ANN is a no-holds-barred portrait of Ann Richards, the legendary governor of Texas. This inspiring and hilarious new play brings us face to face with a complex, colorful and captivating character bigger than the state from which she hailed. Written and performed by Emmy® Award winner Holland Taylor (“Two and a Half Men"), ANN takes a revealing look at the impassioned woman who enriched the lives of her followers, friends and family.
After playing throughout Texas to sold-out audiences, ANN went on to win critical acclaim in Chicago, at the Kennedy Center in Washington, DC, and on Broadway at Lincoln Center’s Vivian Beaumont Theater. Now this extraordinary play is coming to Zach Theatre in Austin in a production directed by Benjamin Endsley Klein. Don’t miss this unforgettable performance that The New York Times has called, “frank, funny and warm. As Ann Richards, Holland Taylor is a FIERY DYNAMO.”

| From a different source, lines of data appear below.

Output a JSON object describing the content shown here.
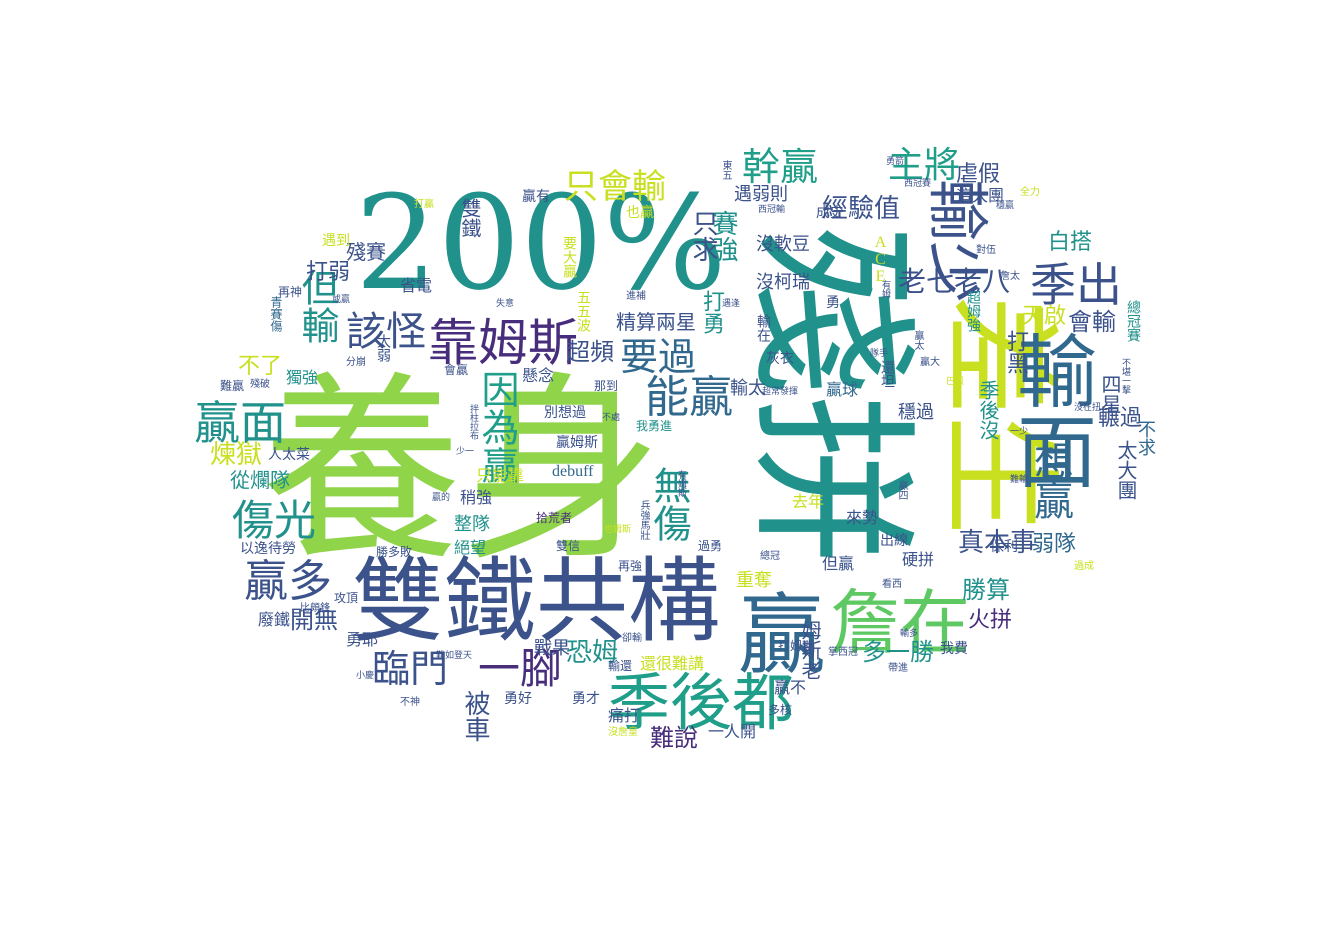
{
  "palette": {
    "lime": "#8fd449",
    "green": "#5ec962",
    "teal": "#21918c",
    "teal2": "#2a9d8f",
    "cyan": "#1f9e89",
    "blue": "#31688e",
    "indigo": "#3b528b",
    "purple": "#472d7b",
    "darkpurple": "#440154",
    "yellow": "#c8e020",
    "yellow2": "#b5de2b"
  },
  "words": [
    {
      "text": "養身"
    },
    {
      "text": "殘拼"
    },
    {
      "text": "200%"
    },
    {
      "text": "雙鐵共構"
    },
    {
      "text": "差生"
    },
    {
      "text": "輸面"
    },
    {
      "text": "贏"
    },
    {
      "text": "詹在"
    },
    {
      "text": "季後都"
    },
    {
      "text": "靠姆斯"
    },
    {
      "text": "輸少"
    },
    {
      "text": "季出"
    },
    {
      "text": "幹贏"
    },
    {
      "text": "主將"
    },
    {
      "text": "能贏"
    },
    {
      "text": "要過"
    },
    {
      "text": "該怪"
    },
    {
      "text": "贏面"
    },
    {
      "text": "傷光"
    },
    {
      "text": "贏多"
    },
    {
      "text": "臨門"
    },
    {
      "text": "一腳"
    },
    {
      "text": "但輸"
    },
    {
      "text": "因為贏"
    },
    {
      "text": "無傷"
    },
    {
      "text": "想贏"
    },
    {
      "text": "只會輸"
    },
    {
      "text": "經驗值"
    },
    {
      "text": "賽強"
    },
    {
      "text": "只求"
    },
    {
      "text": "虐假"
    },
    {
      "text": "這大團"
    },
    {
      "text": "白搭"
    },
    {
      "text": "老七老八"
    },
    {
      "text": "會輸"
    },
    {
      "text": "打黑"
    },
    {
      "text": "天啟"
    },
    {
      "text": "真本事"
    },
    {
      "text": "勝算"
    },
    {
      "text": "火拼"
    },
    {
      "text": "弱隊"
    },
    {
      "text": "多一勝"
    },
    {
      "text": "恐姆"
    },
    {
      "text": "被車"
    },
    {
      "text": "難說"
    },
    {
      "text": "戰果"
    },
    {
      "text": "開無"
    },
    {
      "text": "煉獄"
    },
    {
      "text": "從爛隊"
    },
    {
      "text": "不了"
    },
    {
      "text": "打弱"
    },
    {
      "text": "殘賽"
    },
    {
      "text": "省電"
    },
    {
      "text": "超頻"
    },
    {
      "text": "精算兩星"
    },
    {
      "text": "打勇"
    },
    {
      "text": "要大贏"
    },
    {
      "text": "遇弱則"
    },
    {
      "text": "沒軟豆"
    },
    {
      "text": "沒柯瑞"
    },
    {
      "text": "成史"
    },
    {
      "text": "ACE"
    },
    {
      "text": "輸太"
    },
    {
      "text": "贏球"
    },
    {
      "text": "四星"
    },
    {
      "text": "輾過"
    },
    {
      "text": "不求"
    },
    {
      "text": "太大團"
    },
    {
      "text": "季後沒"
    },
    {
      "text": "穩過"
    },
    {
      "text": "姆斯老"
    },
    {
      "text": "贏不"
    },
    {
      "text": "硬拼"
    },
    {
      "text": "但贏"
    },
    {
      "text": "來勢"
    },
    {
      "text": "去年"
    },
    {
      "text": "重奪"
    },
    {
      "text": "懸念"
    },
    {
      "text": "別想過"
    },
    {
      "text": "贏姆斯"
    },
    {
      "text": "debuff"
    },
    {
      "text": "只能靠"
    },
    {
      "text": "稍強"
    },
    {
      "text": "整隊"
    },
    {
      "text": "絕望"
    },
    {
      "text": "拾荒者"
    },
    {
      "text": "以逸待勞"
    },
    {
      "text": "人太菜"
    },
    {
      "text": "獨強"
    },
    {
      "text": "太弱"
    },
    {
      "text": "遇到"
    },
    {
      "text": "雙鐵"
    },
    {
      "text": "五五波"
    },
    {
      "text": "勇耶"
    },
    {
      "text": "勇好"
    },
    {
      "text": "勇才"
    },
    {
      "text": "痛打"
    },
    {
      "text": "一人開"
    },
    {
      "text": "多核"
    },
    {
      "text": "我費"
    },
    {
      "text": "保利"
    },
    {
      "text": "出線"
    },
    {
      "text": "廢鐵"
    },
    {
      "text": "攻頂"
    },
    {
      "text": "比頗鋒"
    },
    {
      "text": "勝多敗"
    },
    {
      "text": "雙信"
    },
    {
      "text": "再強"
    },
    {
      "text": "過勇"
    },
    {
      "text": "贏有"
    },
    {
      "text": "也贏"
    },
    {
      "text": "勇"
    },
    {
      "text": "灰衣"
    },
    {
      "text": "會贏"
    },
    {
      "text": "那到"
    },
    {
      "text": "再神"
    },
    {
      "text": "難贏"
    },
    {
      "text": "殘破"
    },
    {
      "text": "青賽傷"
    },
    {
      "text": "分崩"
    },
    {
      "text": "不神"
    },
    {
      "text": "小慶"
    },
    {
      "text": "輸還"
    },
    {
      "text": "還很難講"
    },
    {
      "text": "進補"
    },
    {
      "text": "有姆"
    },
    {
      "text": "全力"
    },
    {
      "text": "對伍"
    },
    {
      "text": "穩贏"
    },
    {
      "text": "勇箭"
    },
    {
      "text": "西冠賽"
    },
    {
      "text": "東五"
    },
    {
      "text": "詹太"
    },
    {
      "text": "贏太"
    },
    {
      "text": "超姆強"
    },
    {
      "text": "巴殼"
    },
    {
      "text": "沒在扭"
    },
    {
      "text": "不堪一擊"
    },
    {
      "text": "總冠賽"
    },
    {
      "text": "看西"
    },
    {
      "text": "過成"
    },
    {
      "text": "帶進"
    },
    {
      "text": "掌西冠"
    },
    {
      "text": "難輸"
    },
    {
      "text": "贏四"
    },
    {
      "text": "總冠"
    },
    {
      "text": "打姆斯"
    },
    {
      "text": "輸多"
    },
    {
      "text": "難如登天"
    },
    {
      "text": "卻輸"
    },
    {
      "text": "失意"
    },
    {
      "text": "遇逢"
    },
    {
      "text": "或贏"
    },
    {
      "text": "打贏"
    },
    {
      "text": "一少"
    },
    {
      "text": "少一"
    },
    {
      "text": "贏的"
    },
    {
      "text": "兵強馬壯"
    },
    {
      "text": "有姆斯"
    },
    {
      "text": "也姆斯"
    },
    {
      "text": "拌柱拉布"
    },
    {
      "text": "不處"
    },
    {
      "text": "我勇進"
    },
    {
      "text": "輸在"
    },
    {
      "text": "西冠輸"
    },
    {
      "text": "沒詹皇"
    },
    {
      "text": "贏大"
    },
    {
      "text": "還坦"
    },
    {
      "text": "隊手"
    },
    {
      "text": "超常發揮"
    }
  ]
}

A Letter from Holland Taylor
There is no way to convey my love and appreciation for the hundred or so friends, associates, and members of Ann Richards’ family who helped me understand her in a way that would have been utterly impossible without them.
I was compelled to write this play…the notion to do a play, and the idea for how to write it—its shape and style—came all in a rush, and left me wide-eyed with surprise. And in I plunged. During the darkest hours of trying to shape a mountain of material, in a daydream I would see Ann in the fifth row, beaming happily and elbowing our mutual old friend, Liz Smith. Four years of work later, I have made a journey I could never have imagined. But I went in whole hog, and stayed in—working hard and doing the best I could—which gave me a hint of how I’ll bet Ann Richards felt every single day.
I hope Ann would like this. People loved to please her…one of her children said to please her was to get hit with a million suns. So, of course, now I want to please her, too.
Texans have welcomed me in my endeavor, which I find incredibly generous (Yankee that I am), and I will always be grateful for their affection and fun and open hearts.
As this is a piece of writing based on research, I should say something about the text itself. I had intended by now to annotate it, to say who told the story something was based on, what chunk was cobbled from this, what sliver was taken from that, and what important parts were stitched up out of whole cloth (but based on sure and certain knowledge of her). But, of course, the tide sweeps me along, and I haven’t done that yet. (I never did master footnotes in school.)
Most of the play is based on stories told to me in significant detail, including some dialogue, by the players themselves.
The office scenes in the play have been created based on many, many anecdotes—though the ending, for obvious reasons, is pure imagination —about someone I do think of now as a friend I love and know pretty well.